Há quem conteste a versão de que o grito de olé, no futebol, não vem de uma exibição do Botafogo, contra o América, do México, nos bons tempos de Garrincha, Didi e Nilton Santos. Leitores me escrevem atribuindo a origem do cântico ao jogo Brasil-Espanha, no Mundial de 50, no Maracanã.
Então, vamos lá: em primeiro lugar, não posso dar o episódio do México como verdade absoluta. Não vi a cena. Vendi o peixe tal como me foi vendido. Quanto à versão de que o olé nasceu no Maracanã, no jogo Brasil 6 x 1 Espanha, tenho a dizer o seguinte: eu estava no estádio e vi, de fato, a multidão embalar a goleada, cantando a marchinha Touradas em Madri. Que eu me lembre, em nenhum momento, ouvi alguém gritar a expressão 'olé' durante a partida. O que todos cantavam era a música de João de Barro, por sinal, um grande sucesso do Carnaval de 1938.
É bom considerar que, naquela tarde longinqua, o ritmo da seleção era tão vertiginoso que nem dava tempo pra sublinhar as jogadas com a famosa interjeição. Na verdade, o grito de olé pressupõe uma trocas de passes bem cadenciada, sem outra intenção a não ser reter a bola, esfriar o jogo e, em casos especiais, botar os cabeçudos na roda, como diria mestre Didi.
Por fim, há uma terceira história, essa contada por João Saldanha, no livro ''Subterrâneos do Futebol''. O primeiro Olé teria ocorrido no jogo Botafogo x River Plate, um amistoso no México, em 1958. E o inspirador não foi o time do Botafogo e sim um baile de Garrincha em cima de seu marcador, o lateral Roque Vairo, da seleção argentina. Toda vez que Garrincha dançava na frente de Vairo, a bola parada entre os dois, a torcida gritava, em delírio: Ôoooo-lé!
O metrônomo tricolor
Será que dá pra dizer que craque, antes de ser solução, pode vir a ser um problema? Dá, sim. Vejamos o caso de Ricardinho. Quando o São Paulo decidiu levá-lo do Corinthians, todo mundo imaginava que bom seria pro time tricolor a incorporação de um jogador da envergadura de Ricardinho. Era o virtuoso que faltava pra afinar, de vez, a orquestra da casa.

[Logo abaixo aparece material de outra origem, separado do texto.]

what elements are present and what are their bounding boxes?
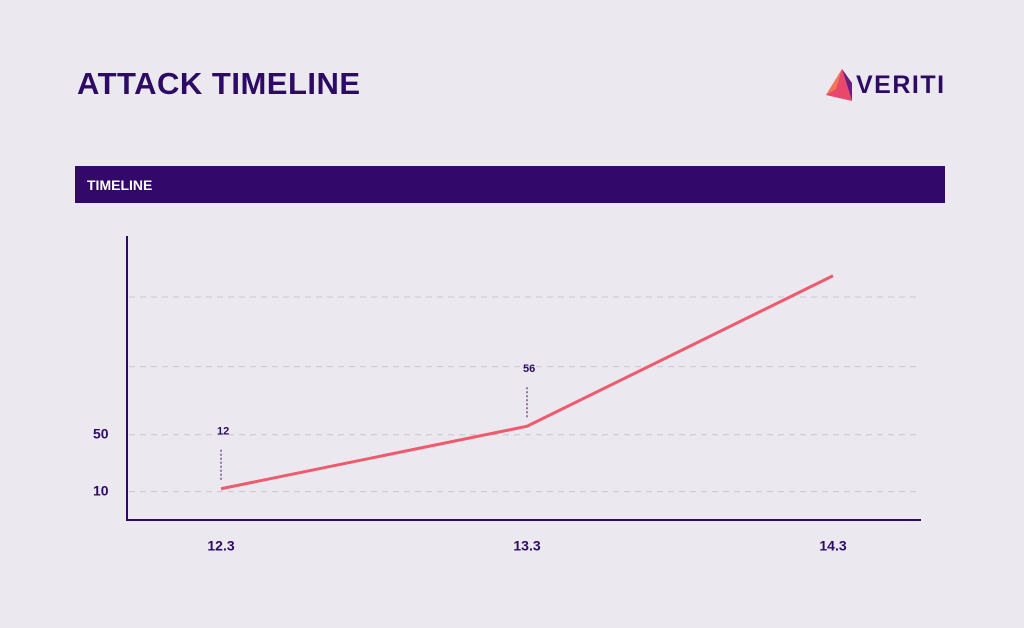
x-tick-label: 12.3: [207, 538, 234, 554]
section-banner: TIMELINE: [75, 166, 945, 203]
x-tick-label: 14.3: [819, 538, 846, 554]
logo: VERITI: [826, 68, 946, 102]
section-title: TIMELINE: [87, 177, 153, 193]
line-series: [220, 274, 834, 491]
logo-icon: [826, 69, 852, 101]
data-label: 56: [523, 363, 535, 375]
x-tick-label: 13.3: [513, 538, 540, 554]
y-tick-label: 50: [93, 426, 109, 442]
page-title: ATTACK TIMELINE: [77, 66, 361, 101]
y-tick-label: 10: [93, 482, 109, 498]
logo-text: VERITI: [856, 70, 946, 99]
data-label: 12: [217, 426, 229, 438]
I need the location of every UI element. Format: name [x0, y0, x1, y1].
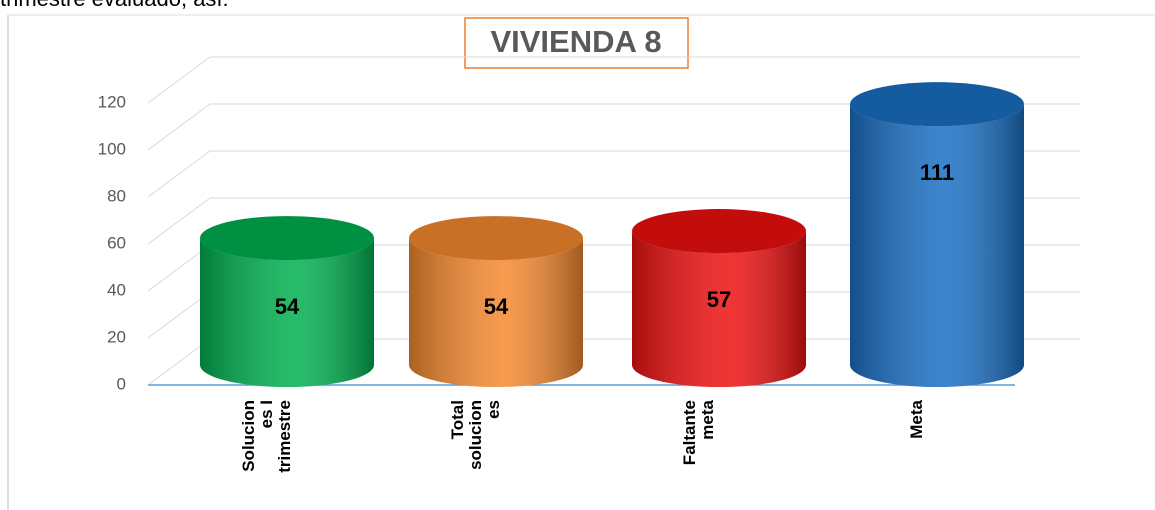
chart-title: VIVIENDA 8 [490, 24, 661, 59]
y-tick-label: 80 [107, 186, 126, 205]
data-label: 54 [484, 294, 509, 319]
grid-diagonal [147, 291, 211, 339]
bar-top [632, 209, 806, 254]
bar-shade [409, 238, 583, 387]
data-label: 111 [920, 160, 954, 185]
y-tick-label: 40 [107, 280, 126, 299]
x-tick-label: Total solucion es [448, 400, 503, 470]
grid-diagonal [147, 197, 211, 245]
bar-shade [632, 231, 806, 387]
bar-top-shade [409, 216, 583, 261]
x-tick-label: Solucion es I trimestre [239, 400, 294, 473]
y-tick-label: 120 [98, 92, 126, 111]
y-tick-label: 0 [117, 374, 126, 393]
bar-top [850, 82, 1024, 127]
data-label: 54 [275, 294, 300, 319]
title-box [464, 17, 689, 69]
caption: trimestre evaluado, así: [0, 0, 229, 12]
bar-top [200, 216, 374, 261]
grid-diagonal [147, 244, 211, 292]
data-label: 57 [707, 287, 731, 312]
y-tick-label: 100 [98, 139, 126, 158]
grid-diagonal [147, 103, 211, 151]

Pois até agora, meus amigos, Ricardinho parece um estranho no ninho. Um metrônomo em descompasso. Desaprender, ele não desaprendeu. Estaria estranhando a nova casa? Duvido. Cancha é o que não lhe falta. A meu ver, Ricardinho já pegou o bonde andando. Não é fácil, da noite pro dia, encaixar numa equipe uma peça de tamanha expressão. Não é fácil harmonizar tarefas afins como as de Ricardinho e de Kaká, por sinal, um destro e um canhoto, ambos atuando pela faixa esquerda do campo.
No calendário caótico do futebol brasileiro, os técnicos não têm tempo sequer pra fazer treinos de manutenção. A ordem da cartolagem é a conhecida ''embrulha e manda''! Felizmente, Ricardinho é um craque, um homem de personalidade. A qualquer momento, dá-se o estalo. Craque é craque.
Letra maiúscula
No jogo Ponte Preta 3 x 1 Flamengo, o atacante Caíco fez um gol da mais fina irreverência: Caíco chega à linha de fundo, velocíssimo, soberano, com a bola a seus pés. A área congestionada. Passar a bola a alguém é inviável. Num golpe de rara astúcia, tendo perdido o ângulo de chute, Caíco, num passo de mágica, cruza a perna direita por trás da canhota e supreende a defesa do Flamengo com um inopinado gol de letra. Um golaço, com todas as letras. Letra maiúscula. Um gol que, a essa altura, delicia platéias, exibido nas telas de tevê do mundo inteiro. Por isso, o inefável Caíco é o meu personagem da semana.